= Morning Star Boys' Ranch =

Morning Star Boys' Ranch is a residential facility for youths in Spokane, Washington. It was established in 1956. Morning Star Boys' Ranch achieved national accreditation for Council on Accreditation in July 2019.

==Controversies==

The Morning Stars Boys’ Ranch has been subject to multiple lawsuits alleging sexual and physical abuse of the children placed in its care. The priest overseeing the boys during the time of the alleged physical and sexual abuse were reinstated to the church in 2015.

Beginning in 2005, persons who experienced alleged sexual and physical abuse as children began bringing lawsuits against the facility. Several claimed that they were sexually abused by the priest, who was reinstated, when they were children in the care of Morning Star Boys’ Ranch. By 2007, thirteen people who were in the care of the facility had brought lawsuits for physical and sexual abuse. According to documents produced through public records requests, reports of molestation and rape exist beginning in 1978.

==Services==

===Murphy House===
Murphy House is a residential care facility for boys ages 6 to 12. The residential program implements best practices in treatment programs. This program sets behavioral improvement goals for each boy in social skills, emotional regulation and education, with boys that range in age from 6 to 12 years. Once a boy graduates from Morning Star Boys’ Ranch and is either reunified with parents/kinship or receives a foster care placement, he continues to receive a continuum of care through additional services which include: In Home Wrap Around Program, Morning Star Foster Care Services respite, case aide and Morning Star Community Services.
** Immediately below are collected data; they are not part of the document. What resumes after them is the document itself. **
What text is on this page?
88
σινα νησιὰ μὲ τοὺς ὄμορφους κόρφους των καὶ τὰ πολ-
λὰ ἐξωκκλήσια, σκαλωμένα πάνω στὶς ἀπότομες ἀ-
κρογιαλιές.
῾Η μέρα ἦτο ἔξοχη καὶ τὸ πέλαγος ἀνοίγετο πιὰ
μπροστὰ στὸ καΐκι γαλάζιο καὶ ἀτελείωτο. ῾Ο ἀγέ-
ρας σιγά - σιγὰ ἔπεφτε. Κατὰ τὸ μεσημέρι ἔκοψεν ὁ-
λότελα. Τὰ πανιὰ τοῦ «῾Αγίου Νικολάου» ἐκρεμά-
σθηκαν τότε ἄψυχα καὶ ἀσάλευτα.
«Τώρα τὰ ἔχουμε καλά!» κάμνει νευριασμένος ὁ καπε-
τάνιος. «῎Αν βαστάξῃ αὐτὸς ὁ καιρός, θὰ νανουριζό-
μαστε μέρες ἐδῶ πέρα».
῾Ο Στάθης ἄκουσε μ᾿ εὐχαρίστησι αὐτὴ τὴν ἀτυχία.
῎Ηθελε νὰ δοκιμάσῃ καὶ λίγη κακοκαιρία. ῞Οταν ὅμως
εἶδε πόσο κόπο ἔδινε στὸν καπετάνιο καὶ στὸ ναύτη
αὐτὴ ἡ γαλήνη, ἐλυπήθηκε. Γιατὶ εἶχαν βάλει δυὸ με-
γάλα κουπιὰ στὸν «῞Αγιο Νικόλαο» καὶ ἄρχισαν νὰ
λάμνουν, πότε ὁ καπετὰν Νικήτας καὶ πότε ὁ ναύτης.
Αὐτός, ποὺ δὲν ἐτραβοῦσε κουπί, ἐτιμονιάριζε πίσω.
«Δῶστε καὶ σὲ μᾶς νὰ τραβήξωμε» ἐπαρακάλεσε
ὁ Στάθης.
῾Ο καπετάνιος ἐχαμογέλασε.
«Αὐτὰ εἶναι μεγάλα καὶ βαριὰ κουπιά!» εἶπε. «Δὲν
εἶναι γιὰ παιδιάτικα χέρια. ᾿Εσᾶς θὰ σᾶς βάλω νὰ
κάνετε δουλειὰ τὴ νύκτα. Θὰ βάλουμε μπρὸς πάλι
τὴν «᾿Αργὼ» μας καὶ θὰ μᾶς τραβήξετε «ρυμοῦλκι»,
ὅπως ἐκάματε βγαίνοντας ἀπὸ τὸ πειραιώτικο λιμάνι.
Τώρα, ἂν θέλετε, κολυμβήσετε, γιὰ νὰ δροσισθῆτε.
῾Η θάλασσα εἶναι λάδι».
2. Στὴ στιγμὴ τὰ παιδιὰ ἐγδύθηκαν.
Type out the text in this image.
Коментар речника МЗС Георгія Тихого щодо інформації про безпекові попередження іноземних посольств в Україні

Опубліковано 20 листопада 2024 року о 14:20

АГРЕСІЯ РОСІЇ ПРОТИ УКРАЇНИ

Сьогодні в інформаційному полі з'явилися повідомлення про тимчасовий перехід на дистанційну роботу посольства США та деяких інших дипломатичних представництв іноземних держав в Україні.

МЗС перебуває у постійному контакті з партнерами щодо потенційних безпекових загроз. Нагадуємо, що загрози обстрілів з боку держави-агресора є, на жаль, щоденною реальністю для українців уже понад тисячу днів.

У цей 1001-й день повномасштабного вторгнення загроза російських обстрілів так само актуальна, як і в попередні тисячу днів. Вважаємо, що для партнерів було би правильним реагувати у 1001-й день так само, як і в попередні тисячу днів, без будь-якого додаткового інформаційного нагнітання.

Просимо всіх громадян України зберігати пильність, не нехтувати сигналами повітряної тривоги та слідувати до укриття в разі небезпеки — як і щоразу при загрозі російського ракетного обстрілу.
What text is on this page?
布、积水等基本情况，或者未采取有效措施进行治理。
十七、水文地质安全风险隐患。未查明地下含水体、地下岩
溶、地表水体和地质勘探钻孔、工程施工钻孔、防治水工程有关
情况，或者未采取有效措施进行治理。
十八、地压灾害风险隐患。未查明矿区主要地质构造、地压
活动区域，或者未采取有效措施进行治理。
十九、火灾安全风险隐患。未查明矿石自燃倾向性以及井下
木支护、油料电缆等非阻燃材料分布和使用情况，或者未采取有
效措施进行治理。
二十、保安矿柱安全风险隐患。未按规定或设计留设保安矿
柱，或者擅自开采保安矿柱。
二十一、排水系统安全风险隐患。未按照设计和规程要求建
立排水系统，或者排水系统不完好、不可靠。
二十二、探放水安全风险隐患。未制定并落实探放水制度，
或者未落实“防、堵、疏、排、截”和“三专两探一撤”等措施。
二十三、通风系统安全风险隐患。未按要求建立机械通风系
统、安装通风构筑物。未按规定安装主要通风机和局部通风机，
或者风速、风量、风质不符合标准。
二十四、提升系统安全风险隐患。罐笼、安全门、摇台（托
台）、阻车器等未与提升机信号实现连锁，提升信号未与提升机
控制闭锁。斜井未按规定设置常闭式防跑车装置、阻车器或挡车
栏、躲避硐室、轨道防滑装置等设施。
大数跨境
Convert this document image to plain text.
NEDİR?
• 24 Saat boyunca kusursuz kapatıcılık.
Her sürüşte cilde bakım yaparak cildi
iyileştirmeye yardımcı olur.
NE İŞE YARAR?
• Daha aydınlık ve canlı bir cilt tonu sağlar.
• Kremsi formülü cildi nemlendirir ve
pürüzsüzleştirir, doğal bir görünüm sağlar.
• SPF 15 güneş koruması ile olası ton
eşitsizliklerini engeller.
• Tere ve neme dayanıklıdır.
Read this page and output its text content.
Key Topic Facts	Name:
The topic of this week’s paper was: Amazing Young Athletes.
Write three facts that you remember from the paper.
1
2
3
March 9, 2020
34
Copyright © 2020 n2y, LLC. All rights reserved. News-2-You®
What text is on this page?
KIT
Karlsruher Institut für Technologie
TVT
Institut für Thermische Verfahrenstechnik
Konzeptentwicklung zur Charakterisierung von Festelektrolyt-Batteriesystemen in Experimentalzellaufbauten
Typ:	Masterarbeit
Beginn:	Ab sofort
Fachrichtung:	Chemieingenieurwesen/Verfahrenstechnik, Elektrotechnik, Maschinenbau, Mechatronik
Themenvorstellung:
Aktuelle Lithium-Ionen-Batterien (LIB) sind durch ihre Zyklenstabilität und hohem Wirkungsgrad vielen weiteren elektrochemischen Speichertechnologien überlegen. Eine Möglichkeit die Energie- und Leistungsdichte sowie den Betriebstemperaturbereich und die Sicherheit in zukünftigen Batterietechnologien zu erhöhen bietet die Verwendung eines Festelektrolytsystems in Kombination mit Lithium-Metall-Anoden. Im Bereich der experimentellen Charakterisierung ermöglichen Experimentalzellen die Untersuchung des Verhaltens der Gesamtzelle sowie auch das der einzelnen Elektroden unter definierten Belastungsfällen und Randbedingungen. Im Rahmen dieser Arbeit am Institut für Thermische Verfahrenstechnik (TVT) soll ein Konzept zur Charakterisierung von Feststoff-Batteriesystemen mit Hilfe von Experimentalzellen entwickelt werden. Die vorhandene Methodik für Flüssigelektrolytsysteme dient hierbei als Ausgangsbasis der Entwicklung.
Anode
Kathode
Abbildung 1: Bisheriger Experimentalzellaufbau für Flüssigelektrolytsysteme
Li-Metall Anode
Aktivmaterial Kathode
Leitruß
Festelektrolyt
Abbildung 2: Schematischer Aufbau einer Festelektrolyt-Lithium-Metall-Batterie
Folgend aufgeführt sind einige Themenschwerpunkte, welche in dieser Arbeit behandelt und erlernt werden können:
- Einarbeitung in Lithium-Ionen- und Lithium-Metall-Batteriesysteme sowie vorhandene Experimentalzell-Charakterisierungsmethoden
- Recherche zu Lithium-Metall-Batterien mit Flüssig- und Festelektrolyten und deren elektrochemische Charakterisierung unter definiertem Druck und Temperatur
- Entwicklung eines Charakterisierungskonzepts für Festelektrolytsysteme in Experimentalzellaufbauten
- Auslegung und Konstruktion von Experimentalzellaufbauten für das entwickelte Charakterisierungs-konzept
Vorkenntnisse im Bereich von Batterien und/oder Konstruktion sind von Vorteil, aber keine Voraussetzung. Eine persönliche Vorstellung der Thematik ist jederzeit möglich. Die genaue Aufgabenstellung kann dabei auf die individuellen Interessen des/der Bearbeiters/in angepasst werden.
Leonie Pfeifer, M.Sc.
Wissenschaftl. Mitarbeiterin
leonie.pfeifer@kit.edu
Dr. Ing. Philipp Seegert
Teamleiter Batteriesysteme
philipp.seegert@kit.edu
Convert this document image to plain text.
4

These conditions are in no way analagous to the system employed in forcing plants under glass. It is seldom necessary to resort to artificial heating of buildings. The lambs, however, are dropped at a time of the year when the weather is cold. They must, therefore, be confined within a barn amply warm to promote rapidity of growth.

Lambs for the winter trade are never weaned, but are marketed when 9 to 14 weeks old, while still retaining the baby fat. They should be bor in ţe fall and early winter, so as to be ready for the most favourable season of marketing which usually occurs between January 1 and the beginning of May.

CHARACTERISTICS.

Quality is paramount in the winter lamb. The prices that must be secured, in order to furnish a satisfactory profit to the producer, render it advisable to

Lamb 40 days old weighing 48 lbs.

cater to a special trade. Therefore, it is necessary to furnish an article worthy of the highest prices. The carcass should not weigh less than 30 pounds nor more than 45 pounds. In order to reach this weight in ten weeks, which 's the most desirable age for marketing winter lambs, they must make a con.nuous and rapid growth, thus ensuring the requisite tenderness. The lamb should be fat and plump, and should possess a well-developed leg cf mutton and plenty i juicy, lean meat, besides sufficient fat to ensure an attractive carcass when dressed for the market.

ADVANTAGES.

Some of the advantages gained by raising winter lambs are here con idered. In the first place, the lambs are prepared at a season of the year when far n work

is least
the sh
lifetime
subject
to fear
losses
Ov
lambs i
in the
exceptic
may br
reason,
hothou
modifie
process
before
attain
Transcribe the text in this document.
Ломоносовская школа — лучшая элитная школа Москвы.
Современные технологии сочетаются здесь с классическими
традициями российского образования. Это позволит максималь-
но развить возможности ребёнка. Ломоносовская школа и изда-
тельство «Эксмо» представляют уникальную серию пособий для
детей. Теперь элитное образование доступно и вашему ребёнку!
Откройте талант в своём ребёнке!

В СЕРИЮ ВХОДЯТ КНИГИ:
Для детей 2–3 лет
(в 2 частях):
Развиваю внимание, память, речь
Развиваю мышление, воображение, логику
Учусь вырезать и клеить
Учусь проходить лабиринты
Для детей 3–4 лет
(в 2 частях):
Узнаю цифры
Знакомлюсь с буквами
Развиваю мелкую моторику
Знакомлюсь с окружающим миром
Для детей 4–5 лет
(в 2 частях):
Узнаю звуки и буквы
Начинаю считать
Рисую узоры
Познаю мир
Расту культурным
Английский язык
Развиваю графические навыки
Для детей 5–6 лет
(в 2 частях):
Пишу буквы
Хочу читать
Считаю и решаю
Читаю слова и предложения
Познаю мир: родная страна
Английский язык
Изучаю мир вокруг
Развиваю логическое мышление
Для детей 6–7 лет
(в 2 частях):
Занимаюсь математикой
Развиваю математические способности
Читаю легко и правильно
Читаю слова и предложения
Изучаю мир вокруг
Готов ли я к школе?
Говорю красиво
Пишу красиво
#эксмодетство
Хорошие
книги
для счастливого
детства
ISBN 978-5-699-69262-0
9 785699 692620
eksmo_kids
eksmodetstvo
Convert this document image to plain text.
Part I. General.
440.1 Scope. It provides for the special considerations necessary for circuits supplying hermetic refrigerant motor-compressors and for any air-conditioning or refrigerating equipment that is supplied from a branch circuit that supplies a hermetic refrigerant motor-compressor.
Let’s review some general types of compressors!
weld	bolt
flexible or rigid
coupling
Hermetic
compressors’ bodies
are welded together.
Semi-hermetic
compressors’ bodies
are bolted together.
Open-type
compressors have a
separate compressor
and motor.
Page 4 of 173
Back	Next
===Morning Star Case Aide Program===
Morning Star Case Aide Program-(serving all children from infant to 18 years). Morning Star Case Aide Program provides a service to our community with outstanding outcomes. Established in 2015, Morning Star Case Aide Program provides supports to children and families who have identified needs for additional stabilization. Services include: parent training, an in-home case aide, family therapy, and like skills mentoring.

===Morning Star Foster Care Services===
Morning Star Foster Care Services-(A Child Placement Agency) Morning Star Foster Care Services launched in 2015, recruits and licenses new foster care families not only for boys from the Ranch but also for all children in our community. Morning Star Foster Care services presently is focused on BRS Foster Care homes. Morning Star Foster Care Services’ passion for finding strong, committed, loving homes for our children stems from the belief that all children have the right to a compassionate advocate who will love them as they learn not fear the world they have known and continue to grow into healthy citizens of our community.

===Morning Star In-Home Wrap Around Care===
Morning Star In-Home Wrap Around Care Established in 2015 and provides support to children that have been in care at the Murphy House Residential and have transitioned to a foster care home or been reunified with parents or kinship. With a continuum of care from Morning Star the goal is to provide additional stabilization within the home. Services include: parent training, case management, family therapy, life skills mentoring, overnight respite, and 24 hour on-call crisis intervention.